Layer on top of that, what each of our customers–individuals and enterprises face–massive complexity, information overload, overwhelm, distraction, time compression, ambiguity, uncertainty, risk, fatigue/exhaustion.
And this will persist for the forseeable future.
In this turbulent world, in which all of us live, and in which all of us seek to grow and achieve, the new value proposition is sense making.
The greatest thing we can do for our customers is help them make sense of all that is happening to them, to figure things out, to cope, to learn, to move forward, grow and achieve. Those sales people and sale organizations that can help customers make sense of what they are doing will outdistance themselves from everyone else.
We can’t help the customer make sense of everything, just those challenges they face, for which we are the world’s best at addressing. But that’s more than enough—it’s far more than what is happening now and it’s just what our customers are in such desperate need.
Sense making requires very different skills and competencies from our sales people.
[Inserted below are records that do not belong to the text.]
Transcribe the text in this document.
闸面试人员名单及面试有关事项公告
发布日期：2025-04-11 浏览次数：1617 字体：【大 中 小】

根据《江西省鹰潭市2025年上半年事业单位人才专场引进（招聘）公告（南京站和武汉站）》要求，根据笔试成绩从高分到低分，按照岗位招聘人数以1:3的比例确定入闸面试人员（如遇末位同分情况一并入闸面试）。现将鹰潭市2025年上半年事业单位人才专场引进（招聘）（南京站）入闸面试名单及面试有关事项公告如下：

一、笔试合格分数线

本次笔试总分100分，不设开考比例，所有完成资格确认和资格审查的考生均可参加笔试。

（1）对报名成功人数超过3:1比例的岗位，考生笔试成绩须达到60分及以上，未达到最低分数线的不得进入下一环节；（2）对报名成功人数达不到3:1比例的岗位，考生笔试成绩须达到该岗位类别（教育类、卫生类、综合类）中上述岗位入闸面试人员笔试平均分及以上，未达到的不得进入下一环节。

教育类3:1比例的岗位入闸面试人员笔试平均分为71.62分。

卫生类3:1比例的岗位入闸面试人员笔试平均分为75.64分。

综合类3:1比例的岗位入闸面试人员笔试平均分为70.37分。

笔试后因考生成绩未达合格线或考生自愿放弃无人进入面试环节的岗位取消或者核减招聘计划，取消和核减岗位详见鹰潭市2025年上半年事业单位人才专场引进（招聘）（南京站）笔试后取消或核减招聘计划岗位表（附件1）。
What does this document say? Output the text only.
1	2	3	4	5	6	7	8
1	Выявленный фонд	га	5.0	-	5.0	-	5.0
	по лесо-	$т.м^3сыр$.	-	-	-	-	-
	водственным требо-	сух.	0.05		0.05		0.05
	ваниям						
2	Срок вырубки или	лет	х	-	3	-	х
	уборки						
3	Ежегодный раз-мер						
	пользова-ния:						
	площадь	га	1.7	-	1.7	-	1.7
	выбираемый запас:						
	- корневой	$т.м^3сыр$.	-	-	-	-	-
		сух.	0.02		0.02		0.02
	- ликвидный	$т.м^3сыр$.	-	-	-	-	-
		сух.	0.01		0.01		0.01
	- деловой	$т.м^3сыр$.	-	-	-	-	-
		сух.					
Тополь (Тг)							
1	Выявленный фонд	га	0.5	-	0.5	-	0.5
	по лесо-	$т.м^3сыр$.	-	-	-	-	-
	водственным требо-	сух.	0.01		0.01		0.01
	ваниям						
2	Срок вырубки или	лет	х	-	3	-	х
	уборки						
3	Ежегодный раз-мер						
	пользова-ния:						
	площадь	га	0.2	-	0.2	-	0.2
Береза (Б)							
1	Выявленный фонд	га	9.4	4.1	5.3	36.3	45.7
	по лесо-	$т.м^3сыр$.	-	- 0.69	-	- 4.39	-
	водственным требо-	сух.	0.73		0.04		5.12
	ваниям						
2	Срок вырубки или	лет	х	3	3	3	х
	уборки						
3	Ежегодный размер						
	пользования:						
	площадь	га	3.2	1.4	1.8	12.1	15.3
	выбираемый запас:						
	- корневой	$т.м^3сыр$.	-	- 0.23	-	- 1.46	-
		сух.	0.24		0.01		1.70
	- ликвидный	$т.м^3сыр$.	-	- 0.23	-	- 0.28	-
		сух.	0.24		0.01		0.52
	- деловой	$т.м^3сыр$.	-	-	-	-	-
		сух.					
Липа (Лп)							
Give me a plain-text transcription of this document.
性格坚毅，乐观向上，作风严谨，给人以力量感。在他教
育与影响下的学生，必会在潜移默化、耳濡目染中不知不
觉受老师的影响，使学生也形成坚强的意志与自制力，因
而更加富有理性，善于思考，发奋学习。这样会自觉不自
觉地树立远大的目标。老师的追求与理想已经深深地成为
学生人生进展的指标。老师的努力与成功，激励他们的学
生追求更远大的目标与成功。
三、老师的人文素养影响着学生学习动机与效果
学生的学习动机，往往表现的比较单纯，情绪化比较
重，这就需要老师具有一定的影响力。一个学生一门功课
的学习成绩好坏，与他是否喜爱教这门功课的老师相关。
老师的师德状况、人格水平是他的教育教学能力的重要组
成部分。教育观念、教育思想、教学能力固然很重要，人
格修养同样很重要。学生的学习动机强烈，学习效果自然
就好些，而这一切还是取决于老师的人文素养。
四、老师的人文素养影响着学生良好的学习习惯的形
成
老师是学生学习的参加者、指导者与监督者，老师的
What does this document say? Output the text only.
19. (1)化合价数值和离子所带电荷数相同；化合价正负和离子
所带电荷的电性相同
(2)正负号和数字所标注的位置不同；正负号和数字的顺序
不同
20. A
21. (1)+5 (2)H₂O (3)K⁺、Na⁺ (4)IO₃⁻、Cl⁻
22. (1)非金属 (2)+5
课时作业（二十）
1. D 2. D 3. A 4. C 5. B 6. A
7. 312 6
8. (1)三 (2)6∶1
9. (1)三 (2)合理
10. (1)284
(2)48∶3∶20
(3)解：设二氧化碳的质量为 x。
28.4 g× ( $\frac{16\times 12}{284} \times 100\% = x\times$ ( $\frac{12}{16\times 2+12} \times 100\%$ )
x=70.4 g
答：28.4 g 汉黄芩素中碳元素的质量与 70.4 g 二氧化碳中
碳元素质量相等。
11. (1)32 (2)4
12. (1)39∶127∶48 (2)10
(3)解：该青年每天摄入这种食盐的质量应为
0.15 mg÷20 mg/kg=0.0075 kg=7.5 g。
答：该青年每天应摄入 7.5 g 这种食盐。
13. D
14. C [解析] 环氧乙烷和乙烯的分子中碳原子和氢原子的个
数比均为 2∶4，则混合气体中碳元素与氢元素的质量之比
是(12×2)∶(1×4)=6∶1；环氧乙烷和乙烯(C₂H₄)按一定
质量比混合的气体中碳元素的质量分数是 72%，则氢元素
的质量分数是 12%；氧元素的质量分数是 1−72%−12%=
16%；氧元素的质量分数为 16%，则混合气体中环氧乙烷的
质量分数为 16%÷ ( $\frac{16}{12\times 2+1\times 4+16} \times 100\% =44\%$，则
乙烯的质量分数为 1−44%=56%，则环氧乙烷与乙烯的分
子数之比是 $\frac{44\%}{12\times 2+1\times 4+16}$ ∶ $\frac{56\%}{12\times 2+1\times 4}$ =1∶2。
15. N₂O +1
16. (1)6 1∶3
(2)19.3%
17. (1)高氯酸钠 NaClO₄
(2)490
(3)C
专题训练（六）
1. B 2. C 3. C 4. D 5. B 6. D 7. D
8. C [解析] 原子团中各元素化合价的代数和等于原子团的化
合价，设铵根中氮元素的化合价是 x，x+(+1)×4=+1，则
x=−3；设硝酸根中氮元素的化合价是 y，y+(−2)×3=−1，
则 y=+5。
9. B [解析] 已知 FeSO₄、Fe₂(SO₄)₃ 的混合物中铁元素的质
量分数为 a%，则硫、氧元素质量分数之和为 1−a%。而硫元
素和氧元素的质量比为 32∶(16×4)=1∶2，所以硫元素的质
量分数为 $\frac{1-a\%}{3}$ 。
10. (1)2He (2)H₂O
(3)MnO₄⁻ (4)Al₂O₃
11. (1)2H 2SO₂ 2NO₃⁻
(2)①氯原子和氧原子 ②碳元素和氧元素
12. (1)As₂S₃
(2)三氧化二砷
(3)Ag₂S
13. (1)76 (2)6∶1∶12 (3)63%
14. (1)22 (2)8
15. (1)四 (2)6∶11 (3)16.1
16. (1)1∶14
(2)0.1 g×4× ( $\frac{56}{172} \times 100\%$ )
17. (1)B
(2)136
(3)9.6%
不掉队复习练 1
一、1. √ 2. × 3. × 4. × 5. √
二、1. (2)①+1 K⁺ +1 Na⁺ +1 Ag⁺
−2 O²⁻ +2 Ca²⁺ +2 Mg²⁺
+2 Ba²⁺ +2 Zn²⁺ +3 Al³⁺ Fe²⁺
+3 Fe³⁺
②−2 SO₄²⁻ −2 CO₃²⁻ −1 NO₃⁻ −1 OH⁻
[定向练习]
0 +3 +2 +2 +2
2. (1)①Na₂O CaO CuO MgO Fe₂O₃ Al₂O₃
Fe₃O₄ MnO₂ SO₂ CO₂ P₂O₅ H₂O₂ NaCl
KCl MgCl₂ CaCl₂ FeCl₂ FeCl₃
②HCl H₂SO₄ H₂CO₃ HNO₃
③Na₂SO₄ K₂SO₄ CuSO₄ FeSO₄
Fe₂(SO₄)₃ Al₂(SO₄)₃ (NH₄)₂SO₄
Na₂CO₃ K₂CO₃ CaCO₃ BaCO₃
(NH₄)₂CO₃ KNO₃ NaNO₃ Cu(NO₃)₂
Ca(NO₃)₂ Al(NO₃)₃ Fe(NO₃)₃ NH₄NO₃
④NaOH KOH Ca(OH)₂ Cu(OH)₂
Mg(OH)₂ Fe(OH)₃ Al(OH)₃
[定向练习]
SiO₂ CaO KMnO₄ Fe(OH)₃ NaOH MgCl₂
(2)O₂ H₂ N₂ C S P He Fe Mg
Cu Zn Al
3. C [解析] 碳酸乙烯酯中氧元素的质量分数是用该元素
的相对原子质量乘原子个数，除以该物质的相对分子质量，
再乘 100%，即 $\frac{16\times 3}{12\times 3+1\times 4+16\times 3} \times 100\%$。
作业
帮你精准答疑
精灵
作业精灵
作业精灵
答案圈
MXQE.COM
Sense making requires very different content from our marketing organizations. Sense making requires a very different engagement process.
Within our own organizations, we face the same turbulence. The way managers create value for their people, their colleagues, and their organizations is sense making within their own organizations. (Isn’t it interesting–what we do in our organizations, what we learn from that, can be immediately deployed in helping our our customers with their own sense making.
We have the foundations of being able to do this now. The legacy of value propositions and value creation are the base. We are starting to understand issues around complexity and radical simplification. We have increasing experience in lean and agile methods. Great work is being done in problem solving, critical thinking. Some sales organizations have incorporate curiosity into their training. We are thinking much more in terms of teams and internal/external collaboration. These are all elements of skills and capabilities we will have to deploy in helping our customers.
What are you doing to learn and apply these?
How will you start helping your customers in sense making?
Brian MacIver says
“most of sales execution is still sitting in some enhanced version of FABs.”
If only.
I’m sad to say, from Observation, that most Sales Execution is still in FAO.
Feature-Advantage-Objection.
Sense, making sense, would require Sales People
to listen, a great deal more than they do, BEFORE
they speak. What they don’t understand, they can’t make sense of.
The ‘collaboration’, I see working, is in Customer Engagement. First Discover Value, then Develop Value, together. Never heard a Customer ‘OBJECT’ to JOINT Value they Discovered/Developed WITH a Salesperson.
“Woe is me if I share it,
woe is me if I don’t Share it.”
said the Master to his Apprentice.
David Brock says
I always love your comments–both the crisp articulation of the core issues, and the poetry of the words. Thanks, as always, Brian.